Professor of Evolutionary Ecology; Director, Evolution & Ecology Research Centre at University of New South Wales
Thank you Peter! Warm praise from a great satirist.
If I'd had my way, NewSouth would have been compelled to distribute the book shrink-wrapped lest the gratuitous discussions of sex, evolution and short-chain carbohydrates fall into idle adolescent hands.
Yoron Hamber
Thinking
Not really, only by the st***id Rob :)
The rest of us make do without Alpha Hummers.
And we seem to find women too?
Yoron Hamber
Thinking
Don't get me wrong though. There's probably a lot of truth in that we give of social signals by our choice of labels dress etc, and the article was highly entertaining. You should make a new article after getting in that list of 'bizarre products' :)
Alison Moore
Senior Lecturer in Modern European History, University of Western Sydney
The thing is, the bower bird did not BUY any of his stuff....

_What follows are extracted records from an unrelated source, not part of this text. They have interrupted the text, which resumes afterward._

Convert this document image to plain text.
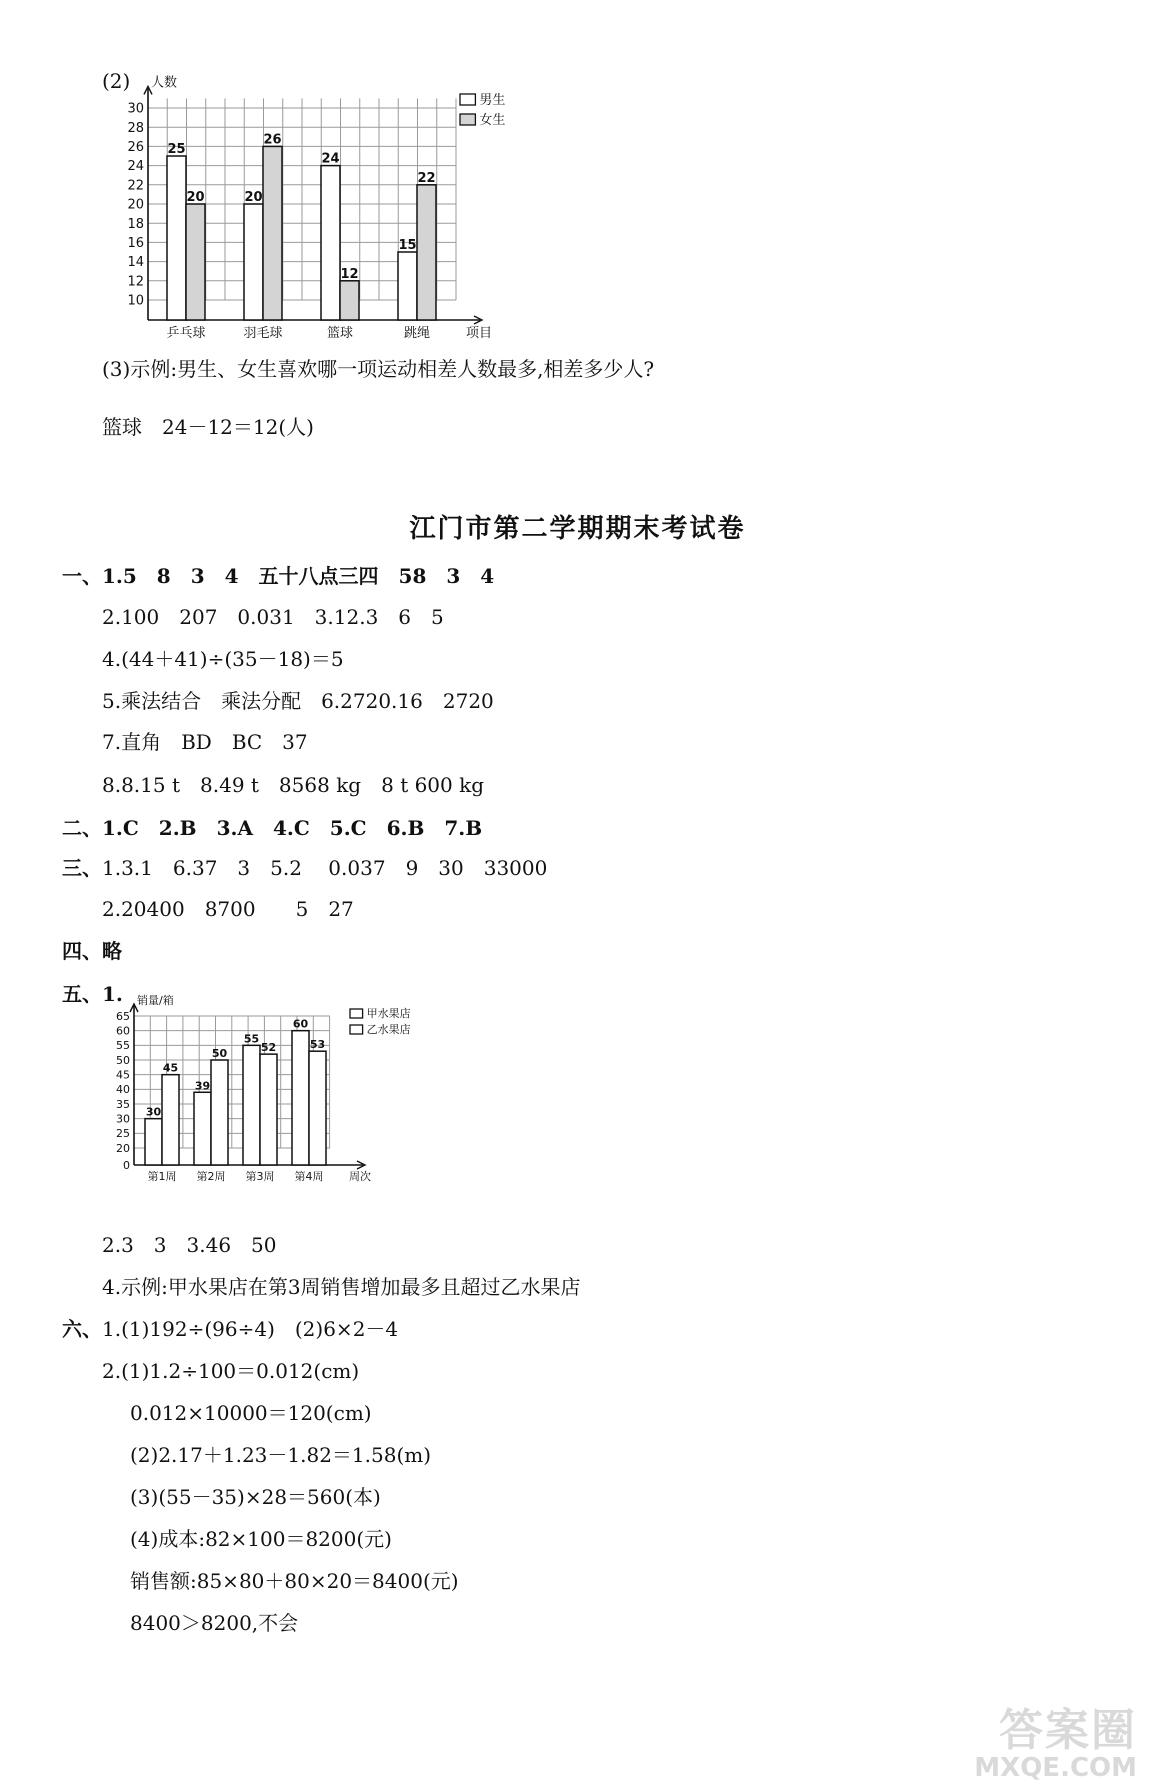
(2)
10
12
14
16
18
20
22
24
26
28
30
人数
项目
25
20
乒乓球
20
26
羽毛球
24
12
篮球
15
22
跳绳
男生
女生
(3)示例:男生、女生喜欢哪一项运动相差人数最多,相差多少人?
篮球　24－12＝12(人)
江门市第二学期期末考试卷
一、1.5　8　3　4　五十八点三四　58　3　4
2.100　207　0.031　3.12.3　6　5
4.(44＋41)÷(35－18)＝5
5.乘法结合　乘法分配　6.2720.16　2720
7.直角　BD　BC　37
8.8.15 t　8.49 t　8568 kg　8 t 600 kg
二、1.C　2.B　3.A　4.C　5.C　6.B　7.B
三、1.3.1　6.37　3　5.2　 0.037　9　30　33000
2.20400　8700　　5　27
四、略
五、1.
0
20
25
30
35
40
45
50
55
60
65
销量/箱
周次
30
45
第1周
39
50
第2周
55
52
第3周
60
53
第4周
甲水果店
乙水果店
2.3　3　3.46　50
4.示例:甲水果店在第3周销售增加最多且超过乙水果店
六、1.(1)192÷(96÷4)　(2)6×2－4
2.(1)1.2÷100＝0.012(cm)
0.012×10000＝120(cm)
(2)2.17＋1.23－1.82＝1.58(m)
(3)(55－35)×28＝560(本)
(4)成本:82×100＝8200(元)
销售额:85×80＋80×20＝8400(元)
8400＞8200,不会
答案圈
MXQE.COM
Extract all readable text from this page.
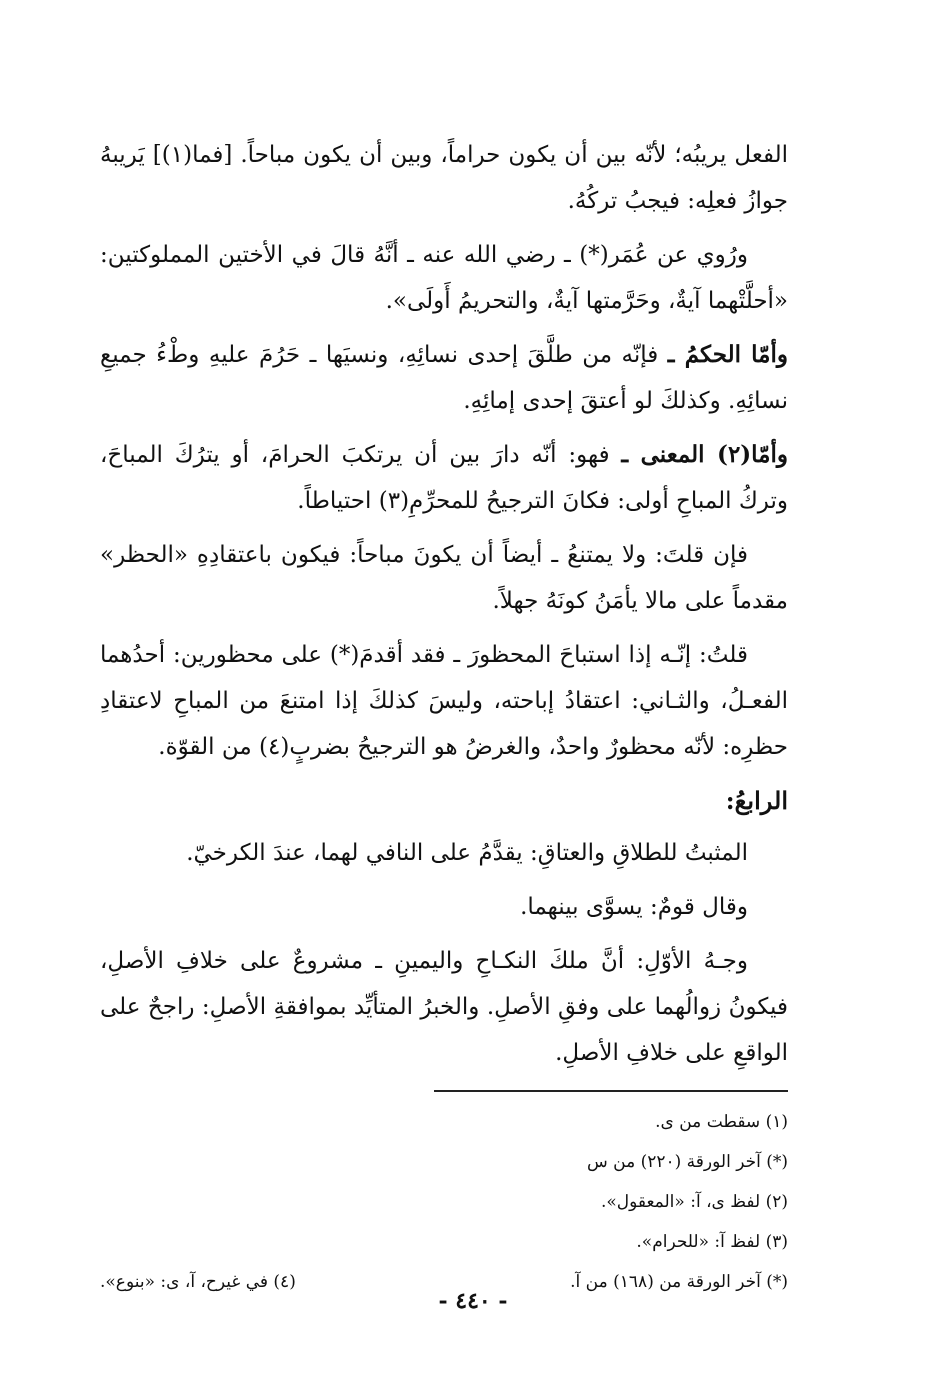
الفعل يريبُه؛ لأنّه بين أن يكون حراماً، وبين أن يكون مباحاً. [فما(١)] يَريبهُ جوازُ فعلِه: فيجبُ تركُهُ.

ورُوي عن عُمَر(*) ـ رضي الله عنه ـ أنَّهُ قالَ في الأختين المملوكتين: «أحلَّتْهما آيةٌ، وحَرَّمتها آيةٌ، والتحريمُ أَولَى».

وأمّا الحكمُ ـ فإنّه من طلَّقَ إحدى نسائِهِ، ونسيَها ـ حَرُمَ عليهِ وطْءُ جميعِ نسائِهِ. وكذلكَ لو أعتقَ إحدى إمائِهِ.

وأمّا(٢) المعنى ـ فهو: أنّه دارَ بين أن يرتكبَ الحرامَ، أو يترُكَ المباحَ، وتركُ المباحِ أولى: فكانَ الترجيحُ للمحرِّمِ(٣) احتياطاً.

فإن قلتَ: ولا يمتنعُ ـ أيضاً أن يكونَ مباحاً: فيكون باعتقادِهِ «الحظر» مقدماً على مالا يأمَنُ كونَهُ جهلاً.

قلتُ: إنّـه إذا استباحَ المحظورَ ـ فقد أقدمَ(*) على محظورين: أحدُهما الفعـلُ، والثـاني: اعتقادُ إباحته، وليسَ كذلكَ إذا امتنعَ من المباحِ لاعتقادِ حظرِه: لأنّه محظورٌ واحدٌ، والغرضُ هو الترجيحُ بضربٍ(٤) من القوّة.

الرابعُ:

المثبتُ للطلاقِ والعتاقِ: يقدَّمُ على النافي لهما، عندَ الكرخيّ.

وقال قومٌ: يسوَّى بينهما.

وجـهُ الأوّلِ: أنَّ ملكَ النكـاحِ واليمينِ ـ مشروعٌ على خلافِ الأصلِ، فيكونُ زوالُهما على وفقِ الأصلِ. والخبرُ المتأيِّد بموافقةِ الأصلِ: راجحٌ على الواقعِ على خلافِ الأصلِ.

(١) سقطت من ى.

(*) آخر الورقة (٢٢٠) من س

(٢) لفظ ى، آ: «المعقول».

(٣) لفظ آ: «للحرام».

(*) آخر الورقة من (١٦٨) من آ.
(٤) في غيرح، آ، ى: «بنوع».
- ٤٤٠ -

I really don't see what evidence there is for any kind of consumerism in a ony economy as "evolved". It is massively overreaching the explanatory potential of evolution biology to make such claims.
By this definition, humans who are non-materialistic would be what....less reproductively fit?
Peter Ormonde
Peter Ormonde is a Friend of The Conversation.
Farmer
There is a difference between being non-materialistic and being poor. There is - must be - an element of choice in being non-materialistic. Poverty leaves no choice and a hard life. For men this is often alone. So yes, poor people in our society - men on the margins at least - .yes less reproductively fit I think.
As a life-long non-materialist - by choice, I think there must be a solid basis of rejection of materialist consumerism - once experienced... been there, done that, didn't fill me with happiness. But for poor people it all looks pretty good. Like Dickens' kids at the window pane.